From its gleefully twisted pre-titles sequence—shifty, bug-eyed fella tries to disguise himself as garbage to escape a murderous butcher's meat cleaver—Delicatessen unnerves and enchants in equal measure. Set in a post-apocalyptic France seemingly stuck in the 1940s, the entire tale takes place in and below an apartment block above the eponymous shop; with meat gone scarce, cannibalism has become de rigueur, and the unscrupulous owner (Jean-Claude Dreyfus) has resorted to occasionally picking off tenants. Gentle Louison (Jeunet staple Dominique Pinon), a clown on the run from his past, looks to be next up on the menu unless the butcher's daughter (Marie-Laure Dougnac), who is smitten with him, can figure out a way to save his skin.
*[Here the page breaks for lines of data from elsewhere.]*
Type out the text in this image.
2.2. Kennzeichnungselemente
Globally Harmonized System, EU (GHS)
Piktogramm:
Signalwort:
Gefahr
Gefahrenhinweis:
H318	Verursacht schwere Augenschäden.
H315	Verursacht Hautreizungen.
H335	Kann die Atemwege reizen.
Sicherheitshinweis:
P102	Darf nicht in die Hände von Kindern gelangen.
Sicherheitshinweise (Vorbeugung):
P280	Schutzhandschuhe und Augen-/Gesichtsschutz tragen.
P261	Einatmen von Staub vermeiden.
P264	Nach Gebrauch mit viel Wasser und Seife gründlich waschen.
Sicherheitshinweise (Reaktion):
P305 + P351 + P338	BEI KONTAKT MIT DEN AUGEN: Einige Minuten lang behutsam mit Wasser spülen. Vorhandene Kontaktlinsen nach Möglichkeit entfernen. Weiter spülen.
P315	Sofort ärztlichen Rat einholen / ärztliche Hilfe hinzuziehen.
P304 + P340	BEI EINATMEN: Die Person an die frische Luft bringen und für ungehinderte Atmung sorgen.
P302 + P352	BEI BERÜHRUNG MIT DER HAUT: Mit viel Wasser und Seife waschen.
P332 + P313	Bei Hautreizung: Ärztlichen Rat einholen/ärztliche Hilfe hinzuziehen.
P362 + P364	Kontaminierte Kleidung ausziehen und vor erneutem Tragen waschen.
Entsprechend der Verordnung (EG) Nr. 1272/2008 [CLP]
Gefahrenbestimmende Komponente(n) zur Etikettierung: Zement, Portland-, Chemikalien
Jeunet and Caro flesh out their blackly comedic film with a host of eccentric characters, wildly creative camera work and dank, dreamlike visuals. (Cinematography is by the great Darius Khondji.) The new release features commentary by Jeunet (in French with English subtitles), as well as a compilation of auditions and on-set behind-the-scenes footage.
Also recommended this week: Cat On a Hot Tin Roof; King of the Hill: Season 6; The Lucy & Desi Collection; Night of the Iguana; A Streetcar Named Desire.